Spoken dialogue systems are defined are computer systems designed to interact with humans using everyday spoken language, usually in order to accomplish specific, practical tasks. The goal of the first part of the course will be to present the most important technologies, algorithms and frameworks used in this rapidly developing research area. We'll detail how spoken dialogue works, how to process and generate it, and how to transfer these ideas into real systems. We'll start with a general overview on dialogue systems and their applications, and then look more closely at individual components, such as speech recognition, dialogue understanding and management, generation and speech synthesis.
The application domain which we will investigate in more detail this year is human-robot interaction, i.e. the design of (physically embodied) robotic systems able to communicate with humans in an intuitive way, using spoken language and other modalities. One assignment will precisely consist in developing a simple interaction module and integrating it in a small humanoid robot.
The course will cover the following topics:
- Introduction to spoken dialogue systems: What is a spoken dialogue system, and what is it good for? We'll provide a brief introduction to the research field and the variety of practical applications, some already turned into commercial products, others being at the development stage.
- Generalities about spoken dialogue: What is dialogue anyway, and how does it work? How are human-human dialogues characterised from a linguistic perspective? What are the cognitive processes underlying our abilities for verbal and non-verbal interaction?
- Dialogue System Architectures: What are the main software architectures for spoken dialogue Systems? What are the building blocks of these technical systems, and how are they interconnected?
- Case study: Human-robot interaction: We'll also focus on one application in more detail, namely human-robot interaction. We'll briefly describe the main architectures and functionalities of robotic systems, and the place of "interactive" components such as dialogue systems within them. We'll also mention some of the core challenges that are likely to arise when one tries to build such "talking robots".
- Probabilistic modelling: In order to understand the most important algorithms and frameworks used in dialogue architectures, we need to first review some core concepts from AI/NLP, and more specifically the use of probabilistic graphical models such as Bayesian Networks.
- Speech recognition: How does speech recognition work? How to estimate the acoustic and language models? What kind of speech features are extracted? How to adapt the estimated models to the user and environment?
- Dialogue understanding: How to map noisy hypotheses from speech recognition to their intended meanings? How to deal with disfluencies, resolve references, perform dialogue-level interpretation?
- Models for decision-making: We'll see how to extend standard probabilistic models with decision-making information (utilities of various actions), and how to exploit such information to select optimal actions, learn from reinforcements, and perform forward planning.

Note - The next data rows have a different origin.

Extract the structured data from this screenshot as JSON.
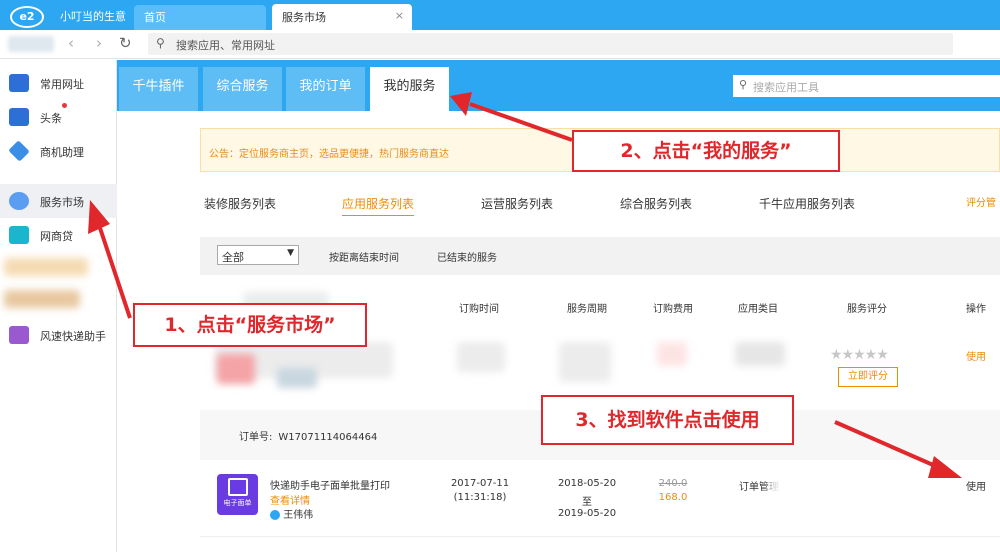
{
  "titlebar": {
    "logo": "e2",
    "shop_name": "小叮当的生意",
    "tabs": [
      {
        "label": "首页"
      },
      {
        "label": "服务市场",
        "close": "×"
      }
    ]
  },
  "addressbar": {
    "back": "‹",
    "forward": "›",
    "refresh": "↻",
    "search_placeholder": "搜索应用、常用网址"
  },
  "sidebar": {
    "items": [
      {
        "label": "常用网址",
        "icon": "globe-icon"
      },
      {
        "label": "头条",
        "icon": "news-icon"
      },
      {
        "label": "商机助理",
        "icon": "chart-icon"
      },
      {
        "label": "服务市场",
        "icon": "heart-icon"
      },
      {
        "label": "网商贷",
        "icon": "gamepad-icon"
      },
      {
        "label": "风速快递助手",
        "icon": "delivery-icon"
      }
    ]
  },
  "main": {
    "tabs": [
      "千牛插件",
      "综合服务",
      "我的订单",
      "我的服务"
    ],
    "active_tab": 3,
    "tool_search_placeholder": "搜索应用工具",
    "notice": "公告：定位服务商主页，选品更便捷，热门服务商直达",
    "subtabs": [
      "装修服务列表",
      "应用服务列表",
      "运营服务列表",
      "综合服务列表",
      "千牛应用服务列表"
    ],
    "active_subtab": 1,
    "rate_manage": "评分管",
    "filter": {
      "select_value": "全部",
      "options": [
        "按距离结束时间",
        "已结束的服务"
      ]
    },
    "table": {
      "headers": [
        "订购时间",
        "服务周期",
        "订购费用",
        "应用类目",
        "服务评分",
        "操作"
      ],
      "row1": {
        "rating": "★★★★★",
        "rate_button": "立即评分",
        "action": "使用"
      },
      "order_label": "订单号:",
      "order_no": "W17071114064464",
      "row2": {
        "app_icon_label": "电子面单",
        "name": "快递助手电子面单批量打印",
        "detail_link": "查看详情",
        "vendor": "王伟伟",
        "order_date": "2017-07-11",
        "order_time": "(11:31:18)",
        "period_start": "2018-05-20",
        "period_to": "至",
        "period_end": "2019-05-20",
        "price_original": "240.0",
        "price": "168.0",
        "category": "订单管理",
        "action": "使用"
      }
    }
  },
  "annotations": [
    "1、点击“服务市场”",
    "2、点击“我的服务”",
    "3、找到软件点击使用"
  ]
}
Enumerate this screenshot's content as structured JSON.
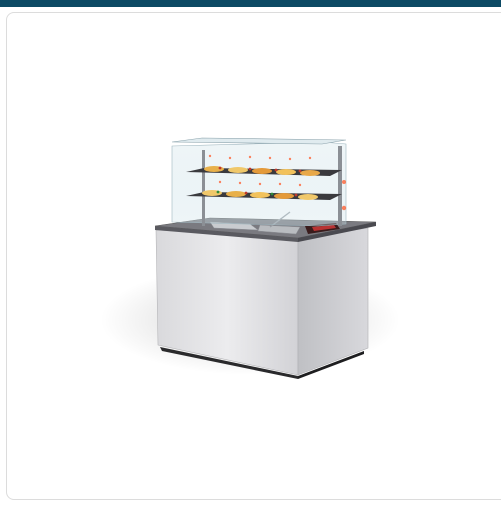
{
  "colors": {
    "top_bar": "#0c4a64",
    "card_border": "#dcdcdc",
    "cabinet_body": "#e4e4e6",
    "glass": "#cfe3ea",
    "counter_top": "#6b6b70",
    "heat_glow": "#ff5a2a"
  },
  "product": {
    "image_icon": "food-display-counter-icon"
  }
}
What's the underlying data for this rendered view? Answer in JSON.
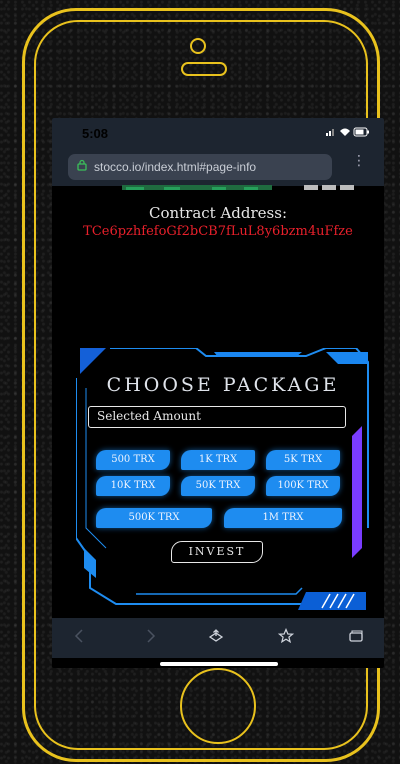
{
  "status_bar": {
    "time": "5:08"
  },
  "browser": {
    "url": "stocco.io/index.html#page-info"
  },
  "page": {
    "contract_label": "Contract Address:",
    "contract_address": "TCe6pzhfefoGf2bCB7fLuL8y6bzm4uFfze"
  },
  "package_panel": {
    "title": "CHOOSE PACKAGE",
    "amount_placeholder": "Selected Amount",
    "packages": [
      "500 TRX",
      "1K TRX",
      "5K TRX",
      "10K TRX",
      "50K TRX",
      "100K TRX",
      "500K TRX",
      "1M TRX"
    ],
    "invest_label": "INVEST"
  },
  "colors": {
    "frame": "#e9c21d",
    "accent_blue": "#1e8cf0",
    "address_red": "#e8202b",
    "panel_purple": "#7a3cff"
  },
  "icons": [
    "lock-icon",
    "more-icon",
    "back-icon",
    "forward-icon",
    "share-icon",
    "star-icon",
    "tabs-icon"
  ]
}
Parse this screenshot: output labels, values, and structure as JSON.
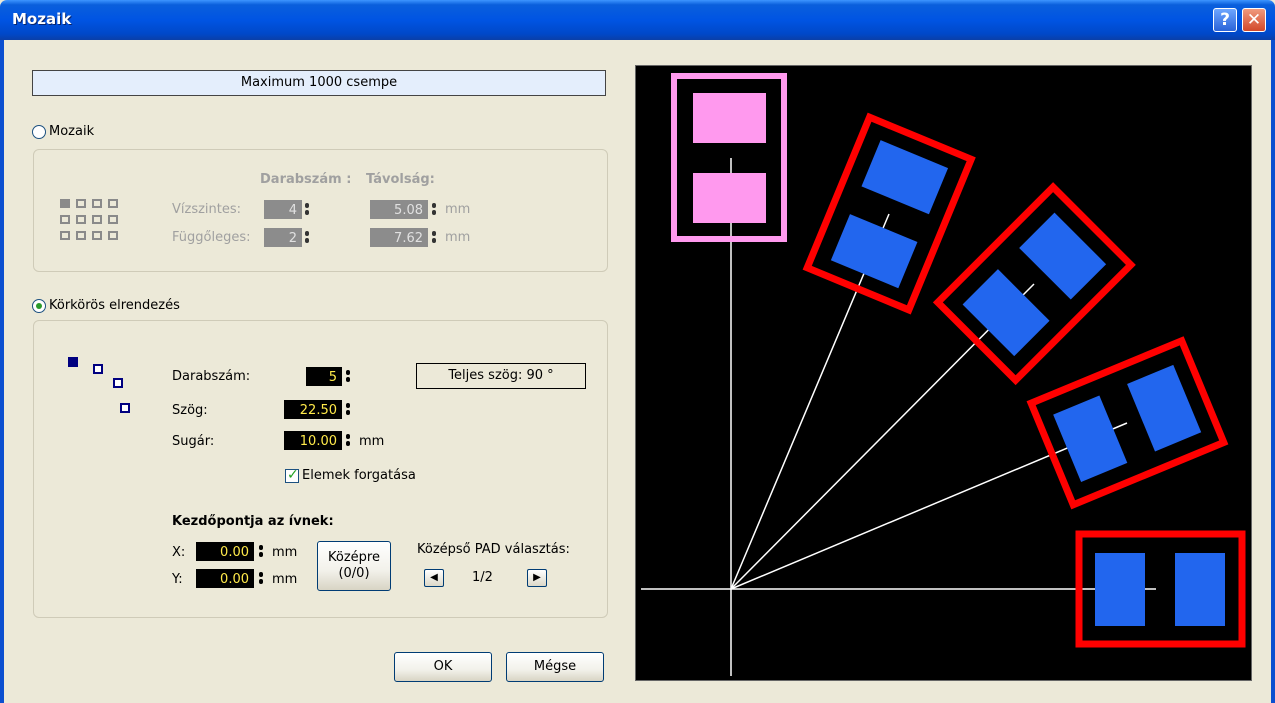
{
  "window": {
    "title": "Mozaik",
    "help_glyph": "?",
    "close_glyph": "✕"
  },
  "info": {
    "text": "Maximum 1000 csempe"
  },
  "mosaic": {
    "radio_label": "Mozaik",
    "selected": false,
    "col_count_header": "Darabszám :",
    "col_distance_header": "Távolság:",
    "rows": [
      {
        "label": "Vízszintes:",
        "count": "4",
        "distance": "5.08",
        "unit": "mm"
      },
      {
        "label": "Függőleges:",
        "count": "2",
        "distance": "7.62",
        "unit": "mm"
      }
    ],
    "grid_icon": "grid-icon"
  },
  "circular": {
    "radio_label": "Körkörös elrendezés",
    "selected": true,
    "count_label": "Darabszám:",
    "count_value": "5",
    "angle_label": "Szög:",
    "angle_value": "22.50",
    "radius_label": "Sugár:",
    "radius_value": "10.00",
    "radius_unit": "mm",
    "total_angle_text": "Teljes szög:   90 °",
    "rotate_label": "Elemek forgatása",
    "rotate_checked": true,
    "arc_start_title": "Kezdőpontja az ívnek:",
    "x_label": "X:",
    "x_value": "0.00",
    "y_label": "Y:",
    "y_value": "0.00",
    "coord_unit": "mm",
    "center_button_line1": "Középre",
    "center_button_line2": "(0/0)",
    "pad_select_label": "Középső PAD választás:",
    "pad_page": "1/2",
    "prev_glyph": "◀",
    "next_glyph": "▶"
  },
  "buttons": {
    "ok": "OK",
    "cancel": "Mégse"
  },
  "colors": {
    "titlebar": "#0054e3",
    "preview_bg": "#000000",
    "first_outline": "#ff99ee",
    "first_pad": "#ff99ee",
    "outline": "#ff0000",
    "pad": "#2266ee",
    "guide_line": "#ffffff"
  }
}
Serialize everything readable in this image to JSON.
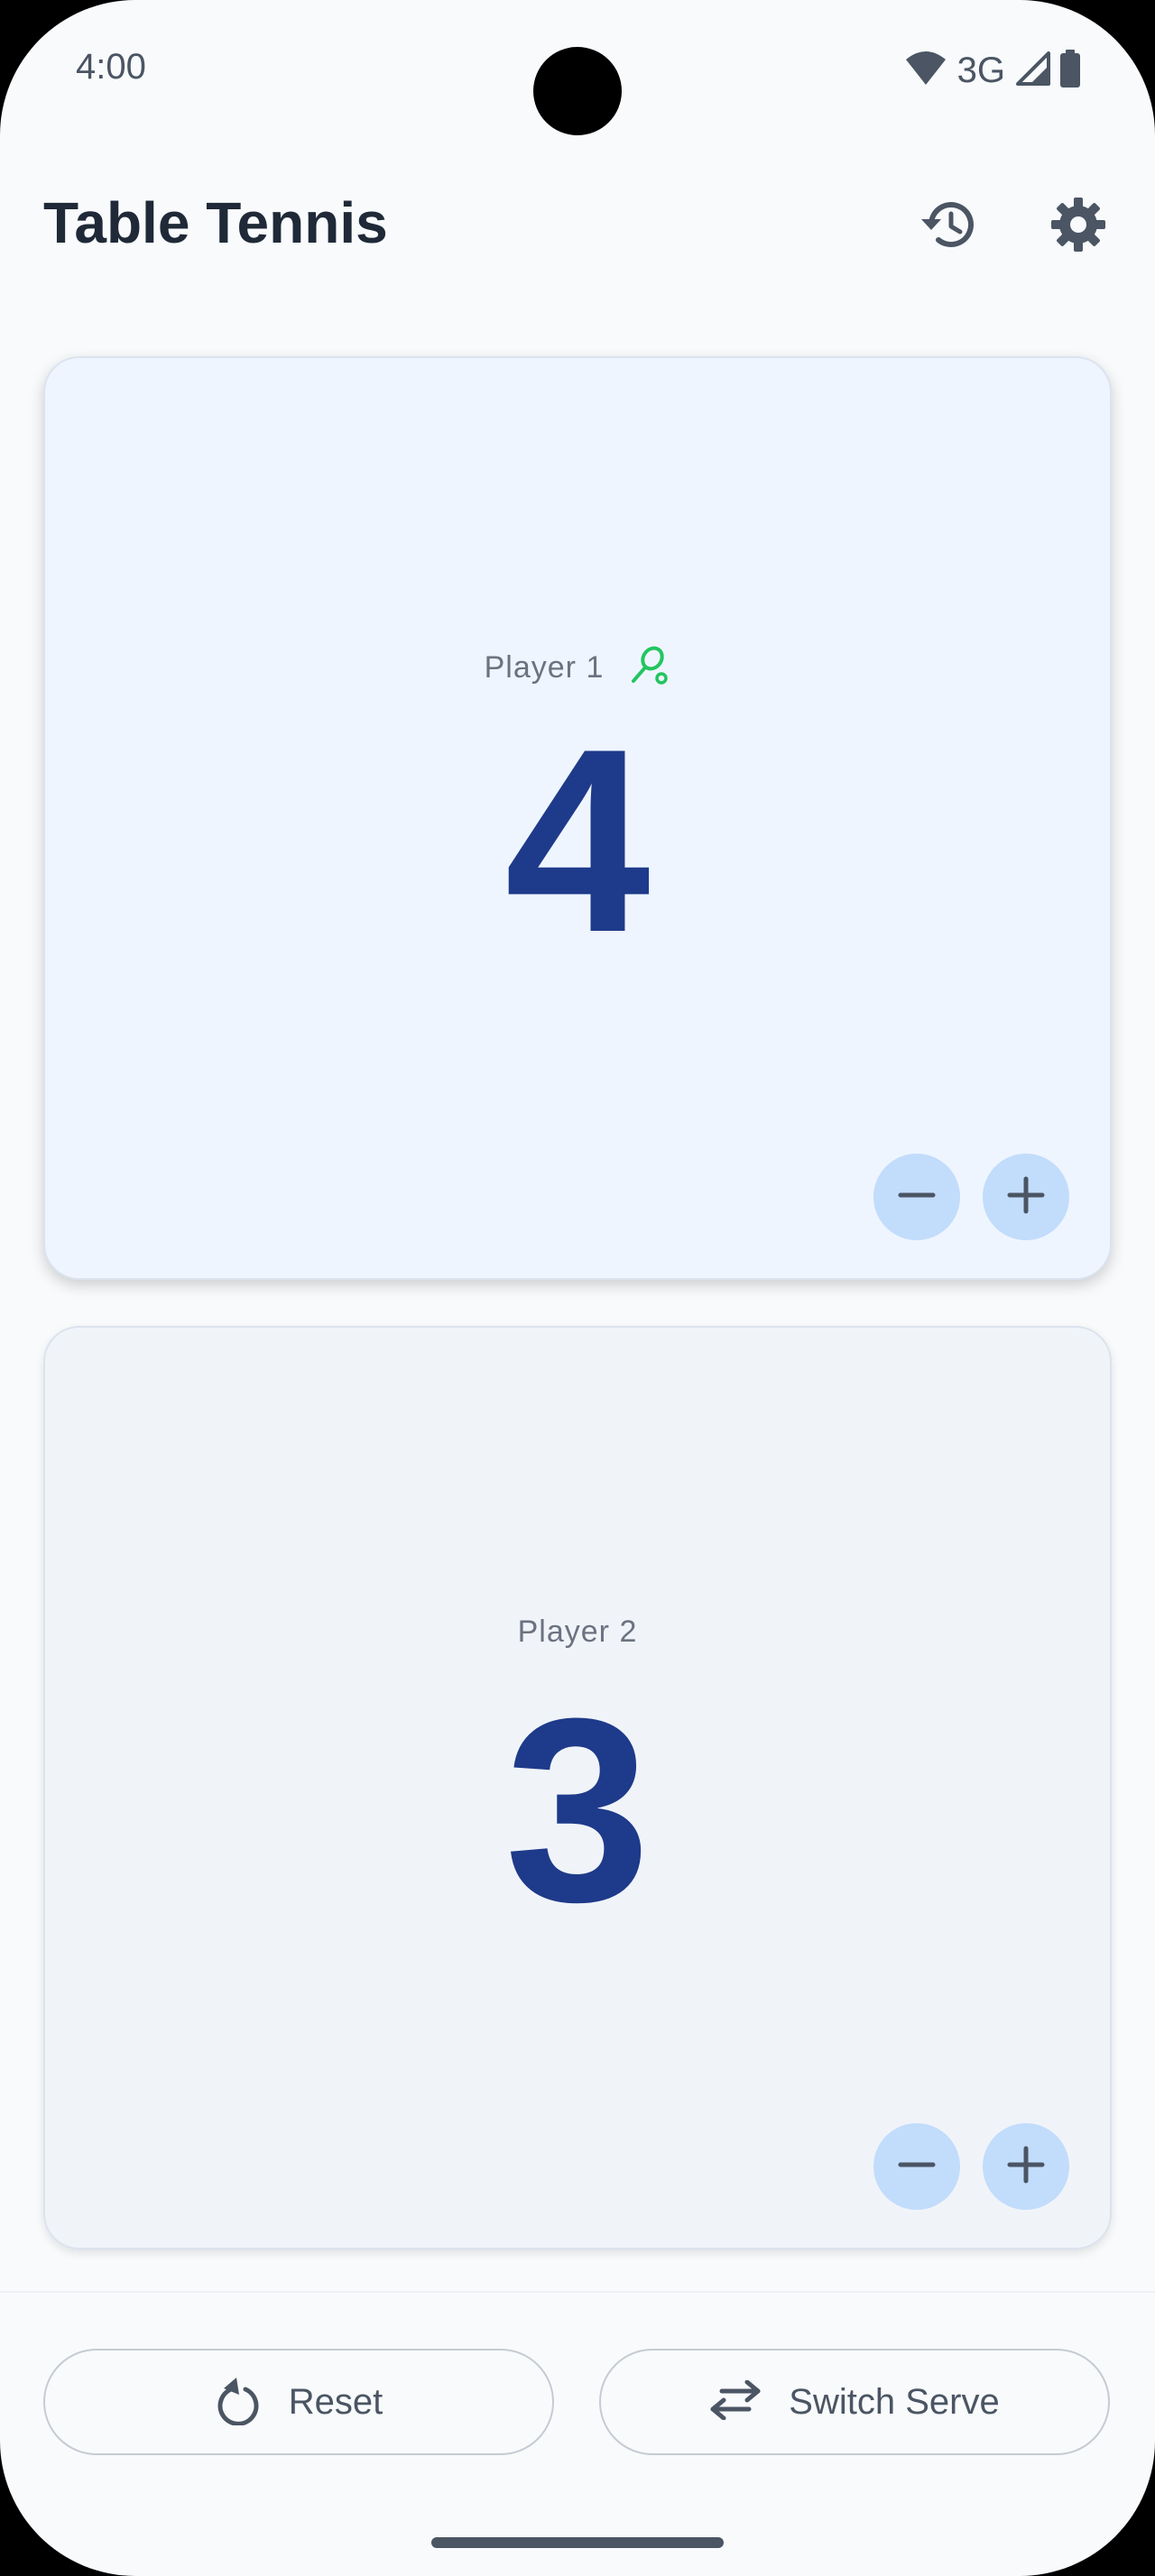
{
  "status_bar": {
    "time": "4:00",
    "network": "3G",
    "icons": [
      "wifi-icon",
      "cell-signal-icon",
      "battery-icon"
    ]
  },
  "app_bar": {
    "title": "Table Tennis",
    "actions": [
      "history-icon",
      "settings-gear-icon"
    ]
  },
  "players": [
    {
      "name": "Player 1",
      "score": "4",
      "serving": true,
      "serve_icon": "racket-icon"
    },
    {
      "name": "Player 2",
      "score": "3",
      "serving": false
    }
  ],
  "buttons": {
    "reset_label": "Reset",
    "switch_serve_label": "Switch Serve"
  },
  "colors": {
    "score": "#1e3a8a",
    "active_card": "#eef5ff",
    "inactive_card": "#f0f4f9",
    "score_button": "#c2dcfb",
    "serve_indicator": "#22c55e",
    "background": "#f8fafc"
  }
}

- Dialogue management: We'll investigate how to practically develop the "decision-making" component of a dialogue system, namely the dialogue manager. How are these components developed, and how can they be optimised (based on the decision-making models seen in the previous section)? We'll review some state-of-the-art techniques, which often cast the problem as an instance of "planning under uncertainty", well known in AI.
- Generation: Once the dialogue manager has decided to say something, how do we map this abstract representation of a dialogue act onto surface words? In other words, how do chose how to present a given information, and realise it at the surface level?
- Speech synthesis: The last component of a dialogue system is the speech synthesiser (text-to-speech), which converts a string of words onto a speech signal. We'll analyse how this operation is performed in practice, using different methods. We'll also describe some recent work seeking to "modulate" the generated signal (e.g. its intonation), notably to express information structure or emotional states.
- System evaluation: Finally, we'll try to understand how we can evaluate the performance of a dialogue system according to specific (intrinsic & extrinsic) metrics.
This part of the course should last about 6 weeks, and will comprise both a theoretical part (lectures) and a practical part (exercise sessions). See the course plan for details. There will also be two obligatory assignments. The first assignment will consist of various exercises related to the material seen in the first four weeks of the course. The second assignment will take the form of a small project where students will develop and test a small dialogue domain for human-robot interaction. Further information will be provided during the course.